In accordance with the relevant international rules and covenants, most notably the Mandela Rules, the UN Standard Minimum Rules for the Treatment of Prisoners, there were serious irregularities and violations, particularly Rule 24, which states that “The provision of health care for prisoners is a State responsibility. Prisoners should enjoy the same standards of health care that are available in the community, and should have access to necessary health-care services free of charge without discrimination on the grounds of their legal status.”

Similarly, Rule 27 which states that “All prisons shall ensure prompt access to medical attention in urgent cases. Prisoners who require specialized treatment or surgery shall be transferred to specialized institutions or to civil hospitals. Where a prison service has its own hospital facilities, they shall be adequately staffed and equipped to provide prisoners referred to them with appropriate treatment and care.”

Also, Rule 71 which states that “‘Notwithstanding the initiation of an internal investigation, the prison director shall report, without delay, any custodial death, disappearance or serious injury to a judicial or other competent authority that is independent of the prison administration and mandated to conduct prompt, impartial and effective investigations into the circumstances and causes of such cases.”

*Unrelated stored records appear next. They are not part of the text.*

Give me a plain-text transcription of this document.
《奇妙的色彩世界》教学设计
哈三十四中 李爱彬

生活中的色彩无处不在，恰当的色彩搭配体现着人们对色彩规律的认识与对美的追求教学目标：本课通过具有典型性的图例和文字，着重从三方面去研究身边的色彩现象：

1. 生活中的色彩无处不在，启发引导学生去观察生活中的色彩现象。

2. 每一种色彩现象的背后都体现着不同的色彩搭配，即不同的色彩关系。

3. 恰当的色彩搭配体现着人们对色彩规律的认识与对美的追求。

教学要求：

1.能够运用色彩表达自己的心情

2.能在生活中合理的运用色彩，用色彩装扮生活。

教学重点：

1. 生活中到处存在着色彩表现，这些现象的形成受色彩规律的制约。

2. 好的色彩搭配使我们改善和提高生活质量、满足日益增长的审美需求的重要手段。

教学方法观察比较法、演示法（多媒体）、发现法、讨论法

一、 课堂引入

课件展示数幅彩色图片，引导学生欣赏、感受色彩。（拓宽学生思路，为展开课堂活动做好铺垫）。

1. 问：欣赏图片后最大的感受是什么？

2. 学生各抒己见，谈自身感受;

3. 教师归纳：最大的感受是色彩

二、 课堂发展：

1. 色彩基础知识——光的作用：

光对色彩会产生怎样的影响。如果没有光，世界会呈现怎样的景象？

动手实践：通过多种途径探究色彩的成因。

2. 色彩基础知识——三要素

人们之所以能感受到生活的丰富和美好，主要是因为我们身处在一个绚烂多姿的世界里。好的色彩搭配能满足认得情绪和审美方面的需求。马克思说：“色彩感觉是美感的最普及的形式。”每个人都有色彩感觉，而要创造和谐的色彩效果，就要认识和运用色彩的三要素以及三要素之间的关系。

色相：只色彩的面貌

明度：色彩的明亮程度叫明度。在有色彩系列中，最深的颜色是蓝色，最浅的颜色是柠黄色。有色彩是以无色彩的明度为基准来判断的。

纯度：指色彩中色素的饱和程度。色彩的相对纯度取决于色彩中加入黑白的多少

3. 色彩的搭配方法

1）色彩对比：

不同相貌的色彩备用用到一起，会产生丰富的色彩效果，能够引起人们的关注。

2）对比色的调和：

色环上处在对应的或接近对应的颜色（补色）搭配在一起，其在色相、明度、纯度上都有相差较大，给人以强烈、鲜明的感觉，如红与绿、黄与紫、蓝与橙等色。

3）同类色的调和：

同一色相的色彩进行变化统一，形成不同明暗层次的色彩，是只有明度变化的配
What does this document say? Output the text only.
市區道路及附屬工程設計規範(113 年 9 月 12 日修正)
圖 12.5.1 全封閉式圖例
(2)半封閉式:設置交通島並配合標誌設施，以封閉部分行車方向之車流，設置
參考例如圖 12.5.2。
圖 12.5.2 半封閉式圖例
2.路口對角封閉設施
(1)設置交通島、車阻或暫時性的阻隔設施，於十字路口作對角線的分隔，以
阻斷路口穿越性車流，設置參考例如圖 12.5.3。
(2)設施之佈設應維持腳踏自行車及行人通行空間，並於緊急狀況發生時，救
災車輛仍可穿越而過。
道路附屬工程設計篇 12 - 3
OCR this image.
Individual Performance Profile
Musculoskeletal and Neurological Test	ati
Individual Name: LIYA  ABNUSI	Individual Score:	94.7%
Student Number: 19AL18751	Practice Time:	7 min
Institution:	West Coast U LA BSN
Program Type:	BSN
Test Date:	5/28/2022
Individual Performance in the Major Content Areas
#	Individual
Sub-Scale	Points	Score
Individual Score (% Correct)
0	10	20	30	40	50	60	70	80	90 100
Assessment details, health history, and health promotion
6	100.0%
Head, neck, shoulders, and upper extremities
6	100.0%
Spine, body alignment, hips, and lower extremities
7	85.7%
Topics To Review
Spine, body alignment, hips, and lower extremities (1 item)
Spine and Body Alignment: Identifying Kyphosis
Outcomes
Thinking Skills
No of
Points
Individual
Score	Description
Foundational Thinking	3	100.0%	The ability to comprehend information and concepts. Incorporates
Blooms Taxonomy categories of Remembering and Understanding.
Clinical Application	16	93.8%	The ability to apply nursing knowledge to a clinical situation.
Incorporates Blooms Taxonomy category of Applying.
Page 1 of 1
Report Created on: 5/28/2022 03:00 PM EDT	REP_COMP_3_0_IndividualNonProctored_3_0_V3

In the light of the above, the idea of ​​opening a thorough and independent investigation into the circumstances of the death of Dr. Morsi, including the conditions of his detention, is available despite likely difficulties. Many legal experts stressed that such investigation must be conducted by a competent court independent of the authority that had detained President Morsi, and that it should be authorized to conduct prompt, impartial and effective investigations into the circumstances of his death. In practice, the investigation comes with continuous follow-up and communication with international missions, the Human Rights Council and the Office of the High Commissioner for Human Rights through several individual international complaints authorized by the family of Dr. Mohamed Morsi, and through various human rights organizations, to reach the conviction of one of those mechanisms to open an independent investigation by bodies concerned.